The flipside “Feel The Music” is just as good as “Shadows”, this one is more garage-punk in style. It sounds like it is based on the 1965 Who nugget “Out In The Street” but twisted sideways and every place in between. Jim Sawyers shreds his fretboard in every way that is humanly possible. The lead vocalist on the this song sounds quite different than Bob Bailey, it may in fact be someone else. Whoever he is, he is brilliant and sounds like any one of the lead singers of the great San Jose garage groups such as The Chocolate Watchband, Count 5, Brogues or Mourning Reign.

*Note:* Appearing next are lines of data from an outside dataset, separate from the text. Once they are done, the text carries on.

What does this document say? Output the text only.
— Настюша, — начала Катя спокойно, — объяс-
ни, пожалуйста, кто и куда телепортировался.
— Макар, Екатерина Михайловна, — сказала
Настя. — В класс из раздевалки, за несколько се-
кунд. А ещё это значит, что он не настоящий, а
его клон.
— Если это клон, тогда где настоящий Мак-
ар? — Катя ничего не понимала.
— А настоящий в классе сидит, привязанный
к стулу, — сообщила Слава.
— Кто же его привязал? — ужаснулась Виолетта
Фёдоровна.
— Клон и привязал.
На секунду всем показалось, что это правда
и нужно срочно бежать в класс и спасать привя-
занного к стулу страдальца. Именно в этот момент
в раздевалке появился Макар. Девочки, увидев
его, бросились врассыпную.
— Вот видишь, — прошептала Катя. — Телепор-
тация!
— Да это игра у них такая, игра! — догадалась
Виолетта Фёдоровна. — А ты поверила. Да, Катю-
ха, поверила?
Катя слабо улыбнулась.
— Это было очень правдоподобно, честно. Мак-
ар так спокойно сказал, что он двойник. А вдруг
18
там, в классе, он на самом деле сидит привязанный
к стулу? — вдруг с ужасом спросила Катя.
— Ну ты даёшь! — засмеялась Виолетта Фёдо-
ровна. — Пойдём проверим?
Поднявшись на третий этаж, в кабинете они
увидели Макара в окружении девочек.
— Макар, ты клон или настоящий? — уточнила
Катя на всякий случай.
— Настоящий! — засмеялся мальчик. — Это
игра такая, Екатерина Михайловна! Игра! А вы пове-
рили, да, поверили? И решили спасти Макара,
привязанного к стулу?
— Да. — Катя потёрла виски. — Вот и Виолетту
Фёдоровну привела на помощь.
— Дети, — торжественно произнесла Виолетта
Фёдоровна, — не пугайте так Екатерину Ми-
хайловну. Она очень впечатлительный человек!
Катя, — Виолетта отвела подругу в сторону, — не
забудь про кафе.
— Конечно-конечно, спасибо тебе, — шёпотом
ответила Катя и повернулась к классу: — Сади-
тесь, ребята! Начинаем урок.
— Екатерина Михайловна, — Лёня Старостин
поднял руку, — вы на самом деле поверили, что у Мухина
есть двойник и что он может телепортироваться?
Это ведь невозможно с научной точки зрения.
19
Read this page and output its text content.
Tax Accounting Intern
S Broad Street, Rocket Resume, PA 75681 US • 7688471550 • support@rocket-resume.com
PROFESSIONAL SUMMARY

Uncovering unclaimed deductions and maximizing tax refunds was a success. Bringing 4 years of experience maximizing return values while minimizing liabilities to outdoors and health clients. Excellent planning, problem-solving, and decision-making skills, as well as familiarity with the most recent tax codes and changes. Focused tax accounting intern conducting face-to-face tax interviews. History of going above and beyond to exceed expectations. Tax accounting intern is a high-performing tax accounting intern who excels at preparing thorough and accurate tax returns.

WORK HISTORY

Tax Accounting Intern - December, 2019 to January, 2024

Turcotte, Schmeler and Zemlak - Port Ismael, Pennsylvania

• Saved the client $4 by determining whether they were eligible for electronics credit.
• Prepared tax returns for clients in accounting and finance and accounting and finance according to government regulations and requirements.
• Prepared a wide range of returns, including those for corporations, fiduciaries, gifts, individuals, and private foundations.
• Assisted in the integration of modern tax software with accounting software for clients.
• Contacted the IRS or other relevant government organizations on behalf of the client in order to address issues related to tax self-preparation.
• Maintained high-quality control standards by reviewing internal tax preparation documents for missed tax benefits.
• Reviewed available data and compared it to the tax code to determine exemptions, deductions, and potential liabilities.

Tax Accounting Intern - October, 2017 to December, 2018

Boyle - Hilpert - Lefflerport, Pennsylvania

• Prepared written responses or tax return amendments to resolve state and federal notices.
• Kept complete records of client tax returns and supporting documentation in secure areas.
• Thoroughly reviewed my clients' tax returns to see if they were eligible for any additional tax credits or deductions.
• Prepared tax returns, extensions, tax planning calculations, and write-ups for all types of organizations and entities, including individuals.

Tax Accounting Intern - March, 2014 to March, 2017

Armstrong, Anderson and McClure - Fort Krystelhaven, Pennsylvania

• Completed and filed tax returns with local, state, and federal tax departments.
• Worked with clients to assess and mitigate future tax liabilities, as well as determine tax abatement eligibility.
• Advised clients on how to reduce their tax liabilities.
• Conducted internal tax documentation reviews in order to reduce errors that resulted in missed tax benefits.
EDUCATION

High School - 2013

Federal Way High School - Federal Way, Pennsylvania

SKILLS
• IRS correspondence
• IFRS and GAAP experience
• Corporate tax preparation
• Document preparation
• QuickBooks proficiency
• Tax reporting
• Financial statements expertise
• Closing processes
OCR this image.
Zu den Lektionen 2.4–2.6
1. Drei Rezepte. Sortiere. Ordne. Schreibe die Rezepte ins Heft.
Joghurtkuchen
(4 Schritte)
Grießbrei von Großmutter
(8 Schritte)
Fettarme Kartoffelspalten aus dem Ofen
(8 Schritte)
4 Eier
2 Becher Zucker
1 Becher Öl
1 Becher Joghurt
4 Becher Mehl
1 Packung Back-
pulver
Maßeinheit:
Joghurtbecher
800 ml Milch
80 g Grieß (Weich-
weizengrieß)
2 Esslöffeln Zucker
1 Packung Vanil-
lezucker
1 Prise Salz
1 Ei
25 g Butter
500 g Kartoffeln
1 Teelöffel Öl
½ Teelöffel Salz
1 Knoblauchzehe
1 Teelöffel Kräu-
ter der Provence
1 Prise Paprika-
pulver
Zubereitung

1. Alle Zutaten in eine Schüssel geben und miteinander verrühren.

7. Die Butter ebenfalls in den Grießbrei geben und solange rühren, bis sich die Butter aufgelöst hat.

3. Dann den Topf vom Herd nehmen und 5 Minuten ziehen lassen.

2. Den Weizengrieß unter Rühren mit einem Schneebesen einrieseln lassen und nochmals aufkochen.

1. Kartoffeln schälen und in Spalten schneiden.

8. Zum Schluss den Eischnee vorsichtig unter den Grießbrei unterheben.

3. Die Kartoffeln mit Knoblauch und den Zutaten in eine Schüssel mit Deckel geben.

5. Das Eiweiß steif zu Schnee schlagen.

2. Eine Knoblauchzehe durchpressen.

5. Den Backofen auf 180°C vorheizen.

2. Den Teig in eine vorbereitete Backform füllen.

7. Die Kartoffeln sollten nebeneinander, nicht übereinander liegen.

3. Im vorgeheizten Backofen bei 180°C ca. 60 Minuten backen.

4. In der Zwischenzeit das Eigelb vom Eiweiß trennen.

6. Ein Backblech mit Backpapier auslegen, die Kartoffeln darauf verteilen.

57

The playing on “Feel The Music” is savage and comes awful close to sounding like 1967 era MC5. The guitar is vicious throughout the number. The song exolodes in a blistering climax with a cymbal crash that sounds like a nuclear bomb. This little 45 is streets ahead of what any of the more celebrated San Franscisco groups of the era were doing at the time. The sad fact that The Vejtables are still uknown is a crying shame, without question.